The figure on the Romanian Dream 8 of Cups reminds me of an archeologist who loves his work and love the cultures he studies.  I can easily see him dreaming of finding those beautiful chalices, even though he knows they will never truly belong to him.  His love of his work and the peoples he studies enables him to walk away from such treasures because he truly believes they should be shared with the world.  This is a message to me that sometimes the greater good (both for ourselves and for those we love) is often served by letting go of things we love.  For some reason this card is making me thing of a situation involving a loved one on life support.  They may be brain dead and no longer be the person we knew and loved, but we cling to the illusion that they will wake up again and all will return to normal.  The reality is that it might be kinder and healthier for all concerned to release that person and allow him or her to continue on their soul journey.  Even releasing a beloved pet who is suffering can be a heart-wrenching task but ultimately if we love them we must let them go.

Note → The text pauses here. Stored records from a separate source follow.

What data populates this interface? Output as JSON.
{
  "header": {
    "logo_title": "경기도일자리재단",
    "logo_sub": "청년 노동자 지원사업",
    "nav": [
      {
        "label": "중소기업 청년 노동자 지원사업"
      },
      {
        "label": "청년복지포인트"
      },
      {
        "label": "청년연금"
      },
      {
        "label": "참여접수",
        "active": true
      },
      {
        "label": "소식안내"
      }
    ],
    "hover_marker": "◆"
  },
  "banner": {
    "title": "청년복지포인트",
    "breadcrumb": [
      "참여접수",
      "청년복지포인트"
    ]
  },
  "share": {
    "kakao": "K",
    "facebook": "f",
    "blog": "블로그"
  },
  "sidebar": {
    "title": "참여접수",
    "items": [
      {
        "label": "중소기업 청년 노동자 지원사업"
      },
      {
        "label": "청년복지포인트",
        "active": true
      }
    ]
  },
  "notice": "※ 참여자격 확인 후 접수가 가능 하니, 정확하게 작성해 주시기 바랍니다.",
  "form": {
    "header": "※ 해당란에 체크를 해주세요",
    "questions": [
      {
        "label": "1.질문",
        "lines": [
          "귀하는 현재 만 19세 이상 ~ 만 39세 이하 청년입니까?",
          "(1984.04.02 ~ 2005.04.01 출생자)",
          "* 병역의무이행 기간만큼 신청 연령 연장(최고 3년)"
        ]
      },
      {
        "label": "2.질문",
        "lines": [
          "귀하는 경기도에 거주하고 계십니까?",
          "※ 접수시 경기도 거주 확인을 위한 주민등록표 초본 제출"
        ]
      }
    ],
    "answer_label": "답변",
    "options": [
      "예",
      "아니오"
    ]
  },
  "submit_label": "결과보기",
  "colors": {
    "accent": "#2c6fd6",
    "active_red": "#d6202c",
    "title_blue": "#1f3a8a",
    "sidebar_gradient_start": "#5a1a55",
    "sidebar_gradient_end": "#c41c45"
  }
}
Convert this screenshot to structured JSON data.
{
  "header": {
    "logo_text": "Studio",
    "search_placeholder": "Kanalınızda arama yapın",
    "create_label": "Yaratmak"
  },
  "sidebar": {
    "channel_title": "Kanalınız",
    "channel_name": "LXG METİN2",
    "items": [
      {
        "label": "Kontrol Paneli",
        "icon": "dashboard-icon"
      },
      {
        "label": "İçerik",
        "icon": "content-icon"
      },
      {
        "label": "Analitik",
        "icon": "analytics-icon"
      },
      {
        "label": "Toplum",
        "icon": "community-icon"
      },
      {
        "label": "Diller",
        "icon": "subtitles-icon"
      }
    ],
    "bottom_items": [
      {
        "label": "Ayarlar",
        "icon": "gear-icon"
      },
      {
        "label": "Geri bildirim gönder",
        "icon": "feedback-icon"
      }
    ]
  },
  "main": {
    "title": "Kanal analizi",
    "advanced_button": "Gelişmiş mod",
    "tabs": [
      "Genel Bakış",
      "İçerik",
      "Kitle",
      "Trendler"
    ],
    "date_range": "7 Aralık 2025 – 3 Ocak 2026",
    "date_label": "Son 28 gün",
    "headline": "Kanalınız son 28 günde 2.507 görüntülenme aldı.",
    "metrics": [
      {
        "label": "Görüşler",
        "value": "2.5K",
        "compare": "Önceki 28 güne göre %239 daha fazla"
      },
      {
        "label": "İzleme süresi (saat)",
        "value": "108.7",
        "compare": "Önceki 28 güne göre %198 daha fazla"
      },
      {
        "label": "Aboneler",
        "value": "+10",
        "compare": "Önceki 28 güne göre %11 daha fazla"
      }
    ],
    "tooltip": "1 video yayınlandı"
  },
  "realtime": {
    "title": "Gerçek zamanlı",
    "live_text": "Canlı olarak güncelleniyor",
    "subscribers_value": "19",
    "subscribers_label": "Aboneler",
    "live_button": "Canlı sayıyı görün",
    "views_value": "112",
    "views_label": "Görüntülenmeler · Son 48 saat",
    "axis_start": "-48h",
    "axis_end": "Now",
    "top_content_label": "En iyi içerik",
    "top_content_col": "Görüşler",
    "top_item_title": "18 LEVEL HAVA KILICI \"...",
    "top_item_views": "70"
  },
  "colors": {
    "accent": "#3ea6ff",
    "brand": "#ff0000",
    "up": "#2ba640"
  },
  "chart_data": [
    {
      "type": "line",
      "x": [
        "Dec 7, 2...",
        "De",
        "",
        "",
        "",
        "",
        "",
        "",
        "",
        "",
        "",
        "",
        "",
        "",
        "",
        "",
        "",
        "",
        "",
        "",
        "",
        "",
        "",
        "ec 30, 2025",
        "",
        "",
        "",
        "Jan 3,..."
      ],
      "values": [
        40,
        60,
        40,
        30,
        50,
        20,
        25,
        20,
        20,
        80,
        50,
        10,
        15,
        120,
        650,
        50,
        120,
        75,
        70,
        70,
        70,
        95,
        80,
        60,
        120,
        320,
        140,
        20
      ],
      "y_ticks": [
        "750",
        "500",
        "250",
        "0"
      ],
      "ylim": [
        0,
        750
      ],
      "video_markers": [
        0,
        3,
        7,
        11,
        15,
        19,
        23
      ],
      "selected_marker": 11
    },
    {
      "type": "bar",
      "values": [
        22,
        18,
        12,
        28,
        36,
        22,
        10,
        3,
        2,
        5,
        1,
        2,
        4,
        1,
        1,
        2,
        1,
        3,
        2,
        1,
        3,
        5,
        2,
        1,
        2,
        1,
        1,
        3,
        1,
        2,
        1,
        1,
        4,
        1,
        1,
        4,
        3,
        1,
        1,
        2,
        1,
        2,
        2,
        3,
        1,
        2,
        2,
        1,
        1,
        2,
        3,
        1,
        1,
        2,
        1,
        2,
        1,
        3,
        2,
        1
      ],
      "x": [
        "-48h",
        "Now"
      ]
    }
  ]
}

That is the message of this card for me today - it's about being able to release things we love.  I often have a problem letting go of things, although for some reason not friends.  I think it depends upon the circumstances.  If someone hurts me and I decide I can no longer be friends with that person then I am able to cut off contact with him or her.  I may miss them and think about them but I am able to move forward.  At the same time I cling to possessions, to things.  I still miss my German Shepherd and talk about him every day and he died in 1997.  Of course the reality is that severing ties with friends does hurt me, I just won't admit it.  Even when I know that it was in everyone's best interests for the relationship to end, I find it hard to let go.  This card brought to mind the saying "If you love something let it go.  If it comes back to you it is yours.  If it doesn't, it never was."  All things in life have a cycle, even relationships.  There have been a number of times in my life when I have lost contact with people who were close friends and then reconnect with them years later.  It's as though we are meant to be friends but had to go through some challenges alone in order to truly appreciate each other.  It gives me something to ponder.